SAMPIT — Pemerintah Kabupaten Kotawaringin Timur menegaskan langkah tegas dalam penanganan premanisme dan aktivitas organisasi masyarakat bermasalah, khususnya di kawasan SPBU dan pasar yang dinilai paling sering menjadi titik laporan masyarakat.
Hal ini disampaikan Sekban Kesbangpol Kotim, Eddy Hidayat, usai rapat lanjutan Satgas Terpadu Antipremanisme di Sampit.
“Alhamdulillah hari ini kita sudah melaksanakan rapat lanjutan terkait keberadaan Satgas Terpadu antipremanisme dan ormas bermasalah yang ada di wilayah Kabupaten Kotawaringin Timur,” kata Eddy, Kamis 20 November 2025.
Ia menjelaskan bahwa rapat tersebut difokuskan untuk merumuskan langkah serta tindakan yang akan diambil Satgas dalam waktu dekat.

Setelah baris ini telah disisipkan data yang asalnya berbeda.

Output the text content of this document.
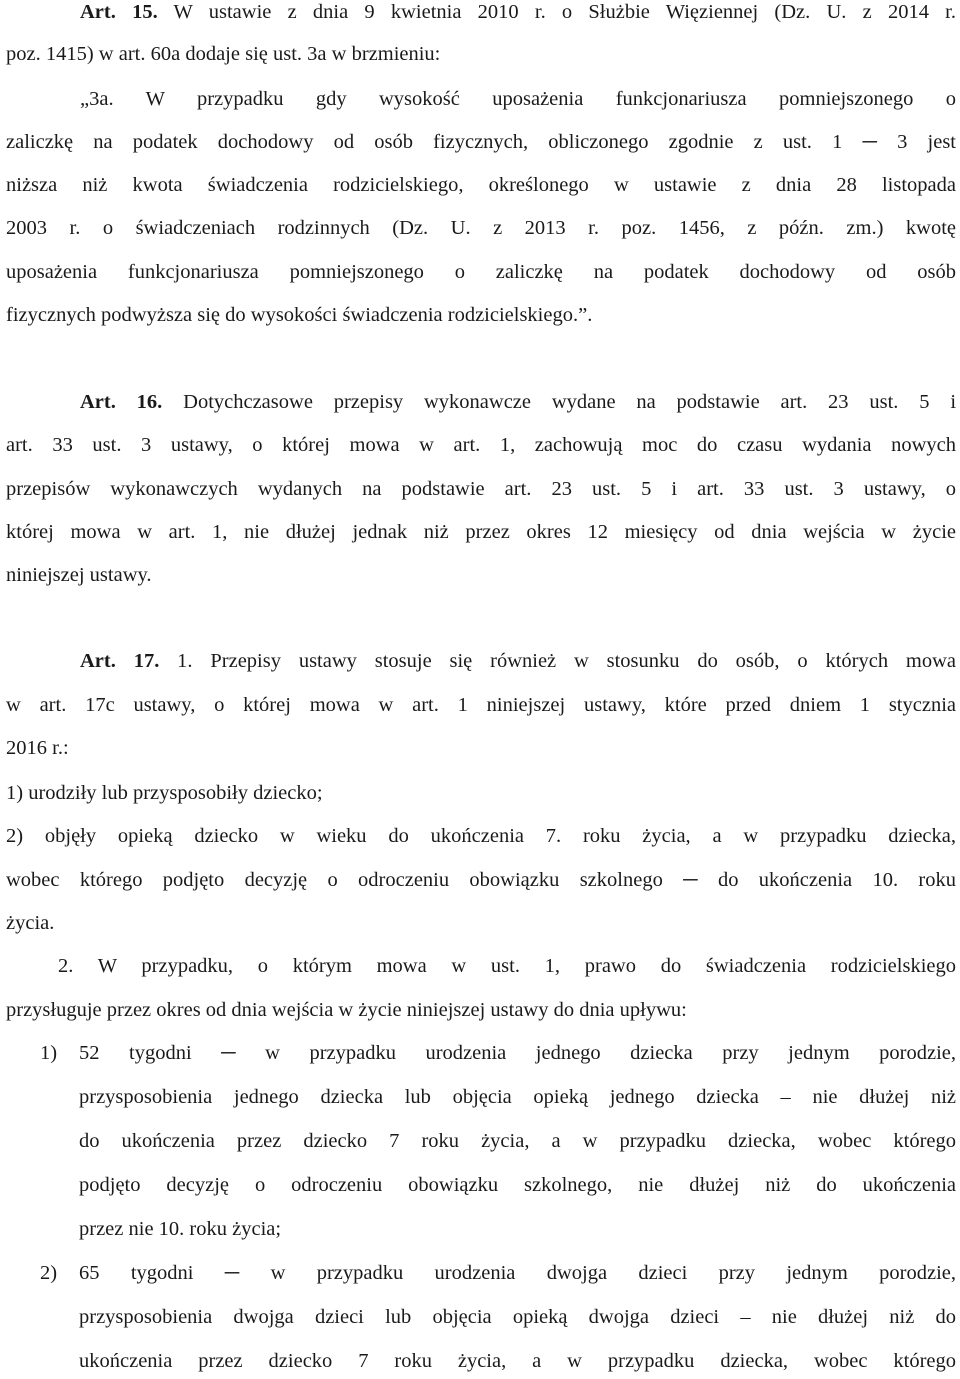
Art. 15. W ustawie z dnia 9 kwietnia 2010 r. o Służbie Więziennej (Dz. U. z 2014 r.
poz. 1415) w art. 60a dodaje się ust. 3a w brzmieniu:
„3a. W przypadku gdy wysokość uposażenia funkcjonariusza pomniejszonego o
zaliczkę na podatek dochodowy od osób fizycznych, obliczonego zgodnie z ust. 1 ─ 3 jest
niższa niż kwota świadczenia rodzicielskiego, określonego w ustawie z dnia 28 listopada
2003 r. o świadczeniach rodzinnych (Dz. U. z 2013 r. poz. 1456, z późn. zm.) kwotę
uposażenia funkcjonariusza pomniejszonego o zaliczkę na podatek dochodowy od osób
fizycznych podwyższa się do wysokości świadczenia rodzicielskiego.”.
Art. 16. Dotychczasowe przepisy wykonawcze wydane na podstawie art. 23 ust. 5 i
art. 33 ust. 3 ustawy, o której mowa w art. 1, zachowują moc do czasu wydania nowych
przepisów wykonawczych wydanych na podstawie art. 23 ust. 5 i art. 33 ust. 3 ustawy, o
której mowa w art. 1, nie dłużej jednak niż przez okres 12 miesięcy od dnia wejścia w życie
niniejszej ustawy.
Art. 17. 1. Przepisy ustawy stosuje się również w stosunku do osób, o których mowa
w art. 17c ustawy, o której mowa w art. 1 niniejszej ustawy, które przed dniem 1 stycznia
2016 r.:
1) urodziły lub przysposobiły dziecko;
2) objęły opieką dziecko w wieku do ukończenia 7. roku życia, a w przypadku dziecka,
wobec którego podjęto decyzję o odroczeniu obowiązku szkolnego ─ do ukończenia 10. roku
życia.
2. W przypadku, o którym mowa w ust. 1, prawo do świadczenia rodzicielskiego
przysługuje przez okres od dnia wejścia w życie niniejszej ustawy do dnia upływu:
1)	52 tygodni ─ w przypadku urodzenia jednego dziecka przy jednym porodzie,
przysposobienia jednego dziecka lub objęcia opieką jednego dziecka – nie dłużej niż
do ukończenia przez dziecko 7 roku życia, a w przypadku dziecka, wobec którego
podjęto decyzję o odroczeniu obowiązku szkolnego, nie dłużej niż do ukończenia
przez nie 10. roku życia;
2)	65 tygodni ─ w przypadku urodzenia dwojga dzieci przy jednym porodzie,
przysposobienia dwojga dzieci lub objęcia opieką dwojga dzieci – nie dłużej niż do
ukończenia przez dziecko 7 roku życia, a w przypadku dziecka, wobec którego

Menurutnya, hasil pembahasan hari ini akan dilanjutkan pekan depan untuk menetapkan SOP dan langkah teknis penanganan di lapangan.

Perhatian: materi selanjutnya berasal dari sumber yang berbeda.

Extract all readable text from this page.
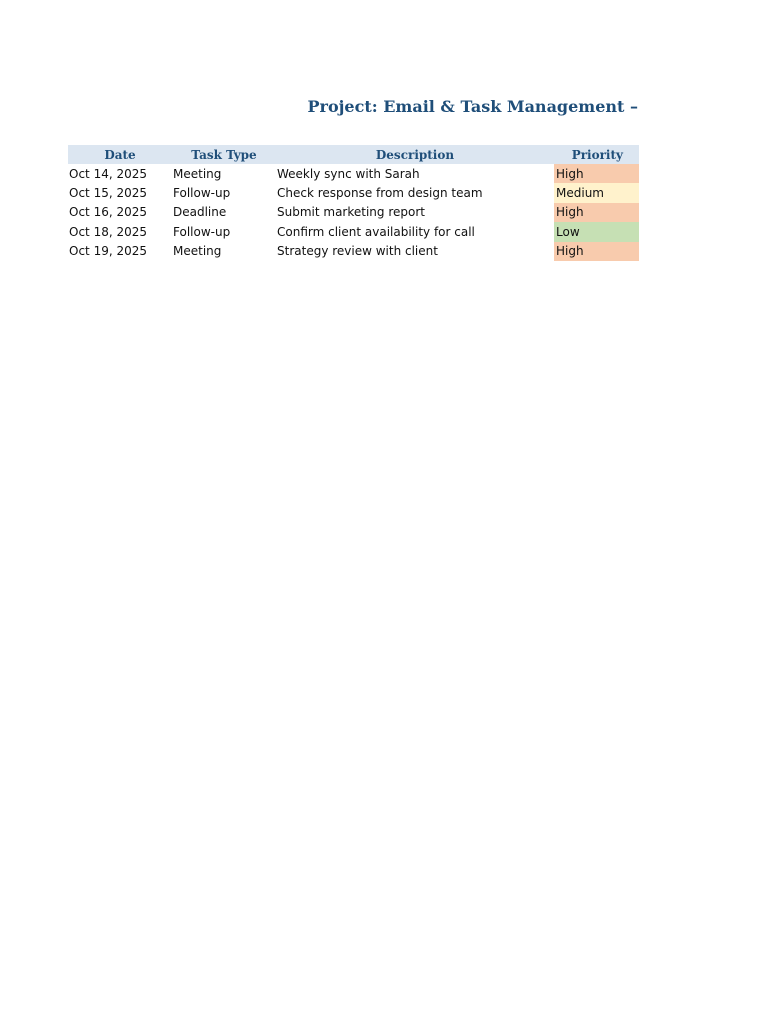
Project: Email & Task Management –
Date	Task Type	Description	Priority
Oct 14, 2025	Meeting	Weekly sync with Sarah	High
Oct 15, 2025	Follow-up	Check response from design team	Medium
Oct 16, 2025	Deadline	Submit marketing report	High
Oct 18, 2025	Follow-up	Confirm client availability for call	Low
Oct 19, 2025	Meeting	Strategy review with client	High
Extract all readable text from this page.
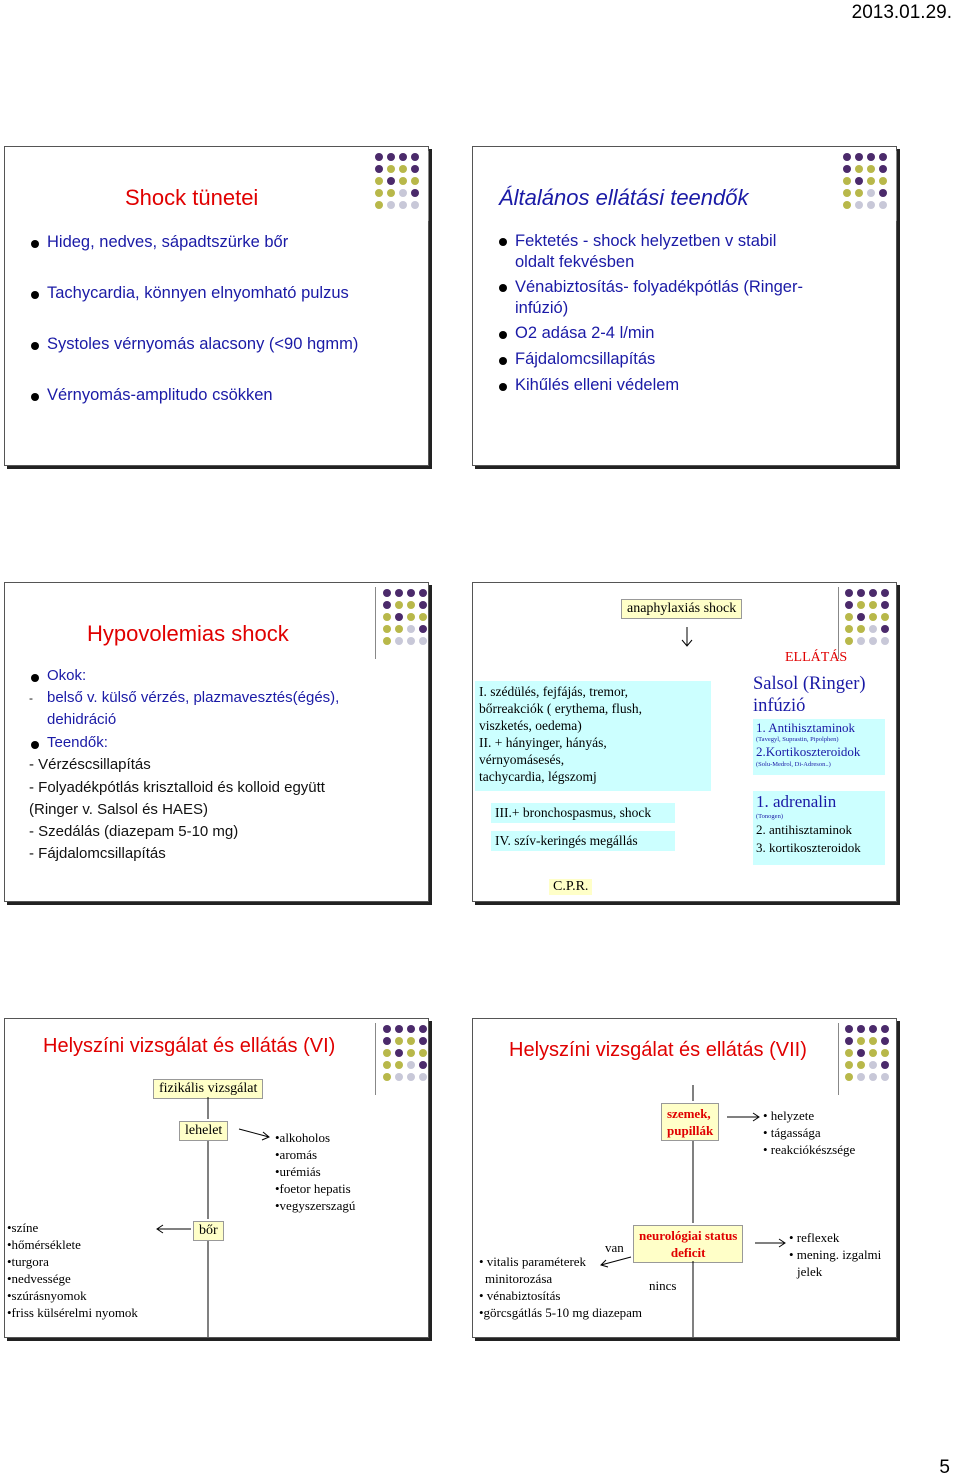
2013.01.29.
5
Shock tünetei
Hideg, nedves, sápadtszürke bőr
Tachycardia, könnyen elnyomható pulzus
Systoles vérnyomás alacsony (<90 hgmm)
Vérnyomás-amplitudo csökken
Általános ellátási teendők
Fektetés - shock helyzetben v stabil
oldalt fekvésben
Vénabiztosítás- folyadékpótlás (Ringer-
infúzió)
O2 adása 2-4 l/min
Fájdalomcsillapítás
Kihűlés elleni védelem
Hypovolemias shock
Okok:
- belső v. külső vérzés, plazmavesztés(égés),
dehidráció
Teendők:
- Vérzéscsillapítás
- Folyadékpótlás krisztalloid és kolloid együtt
(Ringer v. Salsol és HAES)
- Szedálás (diazepam 5-10 mg)
- Fájdalomcsillapítás
anaphylaxiás shock
I. szédülés, fejfájás, tremor,
bőrreakciók ( erythema, flush,
viszketés, oedema)
II. + hányinger, hányás,
vérnyomásesés,
tachycardia, légszomj
III.+ bronchospasmus, shock
IV. szív-keringés megállás
C.P.R.
ELLÁTÁS
Salsol (Ringer)
infúzió
1. Antihisztaminok
(Tavegyl, Suprastin, Pipolphen)
2.Kortikoszteroidok
(Solu-Medrol, Di-Adreson..)
1. adrenalin
(Tonogen)
2. antihisztaminok
3. kortikoszteroidok
Helyszíni vizsgálat és ellátás (VI)
fizikális vizsgálat
lehelet
bőr
•alkoholos
•aromás
•urémiás
•foetor hepatis
•vegyszerszagú
•színe
•hőmérséklete
•turgora
•nedvessége
•szúrásnyomok
•friss külsérelmi nyomok
Helyszíni vizsgálat és ellátás (VII)
szemek,
pupillák
• helyzete
• tágassága
• reakciókészsége
neurológiai status
deficit
• reflexek
• mening. izgalmi
jelek
van
nincs
• vitalis paraméterek
minitorozása
• vénabiztosítás
•görcsgátlás 5-10 mg diazepam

“Minggu depan kita membahas tentang SOP dan langkah-langkah teknis untuk turun ke lapangan dalam waktu dekat dengan melibatkan instansi-instansi terkait,” ujarnya.
Satgas Terpadu tersebut melibatkan unsur keamanan, aparat penegak hukum, hingga OPD terkait.
“Contohnya seperti satuan keamanan dan dari Polri, dari TNI, dan tokoh hukumnya dari Kejaksaan. Kemudian untuk intelijennya dari BIN, BAIS, dan lain sebagainya,” jelas Eddy.
Ia menambahkan, pihaknya juga mengikutsertakan OPD teknis seperti Dinas Sosial, Perizinan, Perdagangan, Perhubungan, dan lainnya.
Eddy menyampaikan bahwa pembentukan Satgas ini merupakan tindak lanjut dari instruksi pemerintah pusat.
“Satgas ini baru dibentuk sesuai dengan Surat Edaran Mendagri Nomor 10, kalau saya tidak salah bulan Mei tahun 2025, yang meminta setiap kabupaten atau kota agar membentuk Satgas di wilayahnya masing-masing,” terangnya.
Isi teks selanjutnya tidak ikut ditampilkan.